Lo hobbit non capì cosa ci trovasse di così divertente nell'eventualità di venir assalito dalla guardia cittadina, ma si astenne dal chiederlo, giacché la maggior parte dei suoi compagni sembrava dello stesso avviso del nano dalla testa tatuata. Cosa di cui, rifletté Bilbo, non avrebbe di certo dovuto sorprendersi ormai, giacché negli ultimi mesi aveva imparato a conoscere un po' il temperamento dei membri di quel popolo battagliero.
– Aspettate – stavolta fu la voce di Fili a levarsi fra le altre – e Kat?
– Torneremo a prenderla quando avremo le nostre armi – ribatté sicuro Thorin, guadagnandosi altri cenni di approvazione, ed a niente valsero i tentativi di Bain o delle sue sorelle di trattenerli ancora.
La Compagnia di Thorin Scudodiquercia ancora una volta fece di testa propria e lasciò la casa di Bard con lo stesso ottimismo che li aveva spinti ad uscire dalla porta di Casa Baggins ormai sei mesi prima.
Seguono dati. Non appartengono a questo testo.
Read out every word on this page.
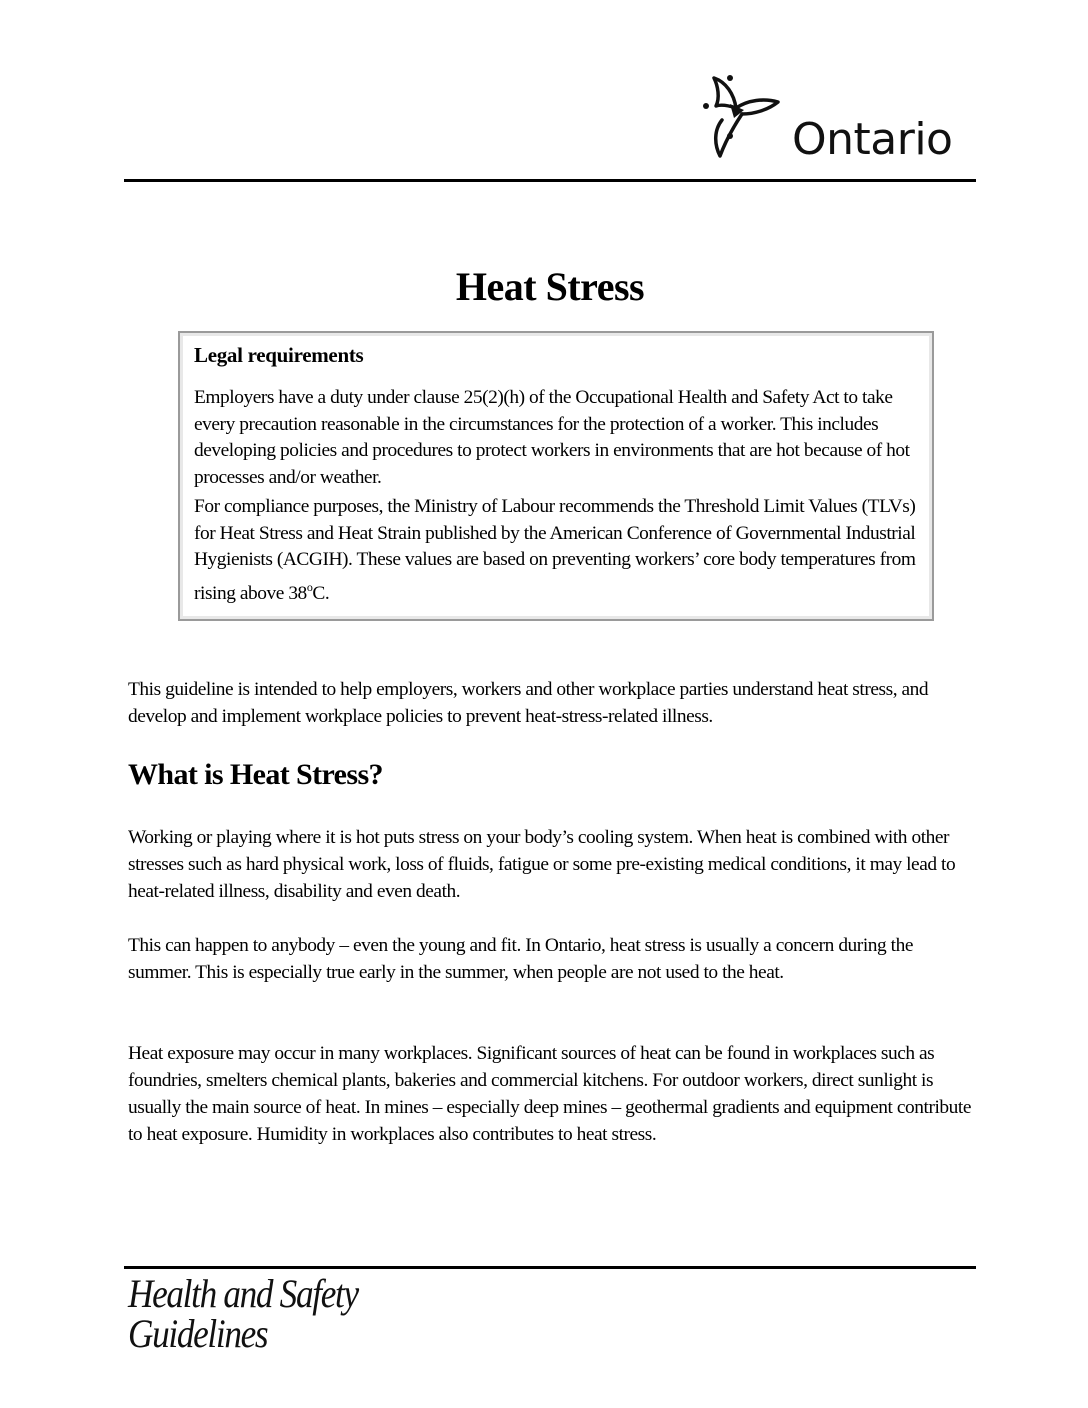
Ontario
Heat Stress
Legal requirements

Employers have a duty under clause 25(2)(h) of the Occupational Health and Safety Act to take every precaution reasonable in the circumstances for the protection of a worker. This includes developing policies and procedures to protect workers in environments that are hot because of hot processes and/or weather.

For compliance purposes, the Ministry of Labour recommends the Threshold Limit Values (TLVs) for Heat Stress and Heat Strain published by the American Conference of Governmental Industrial Hygienists (ACGIH). These values are based on preventing workers’ core body temperatures from rising above 38$^o$C.

This guideline is intended to help employers, workers and other workplace parties understand heat stress, and develop and implement workplace policies to prevent heat-stress-related illness.

What is Heat Stress?

Working or playing where it is hot puts stress on your body’s cooling system. When heat is combined with other stresses such as hard physical work, loss of fluids, fatigue or some pre-existing medical conditions, it may lead to heat-related illness, disability and even death.

This can happen to anybody – even the young and fit. In Ontario, heat stress is usually a concern during the summer. This is especially true early in the summer, when people are not used to the heat.

Heat exposure may occur in many workplaces. Significant sources of heat can be found in workplaces such as foundries, smelters chemical plants, bakeries and commercial kitchens. For outdoor workers, direct sunlight is usually the main source of heat. In mines – especially deep mines – geothermal gradients and equipment contribute to heat exposure. Humidity in workplaces also contributes to heat stress.

Health and Safety
Guidelines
E Bilbo, pur con tutte le riserve del mondo, non poté non seguirli, giacché se di una cosa poteva star certo era che non era un bene per la Compagnia dividersi ulteriormente.
E poi, concluse fra sé e sé, meglio che pensasse lui a tener d'occhio i loro amici, finché Kat non fosse tornata.


Si era ritrovata a girovagare nei pressi del mercato ancor prima di rendersene conto, così aveva deviato verso Sud ed aveva imboccato una delle banchine laterali immerse nell'ombra appena in tempo per evitare il cammino di una delle guardie di ronda. Con l'animo in subbuglio, ci aveva messo un po' a fermarsi e lo aveva fatto soltanto quando si era ritrovata di fronte ad un vicolo cieco, l'ennesima banchina che si interrompeva in uno spiazzo d'acqua gelata. Aveva scelto una cassa a ridosso d'un edificio e ci si era arrampicata sopra, raccogliendo le gambe e nascondendo il volto fra le mani.
Solo a quel punto si era accorta di aver il respiro affannoso e di star ancora tremando dalla rabbia e dall'agitazione, e le ci era voluta una manciata di minuti ancora per riuscire a riprendere il controllo di sé. Quando si sentì di nuovo padrona di sé stessa, allora Kat ritornò a fissare l'acqua di fronte a lei ed il riflesso ondeggiante della luna che andava alzandosi nel cielo.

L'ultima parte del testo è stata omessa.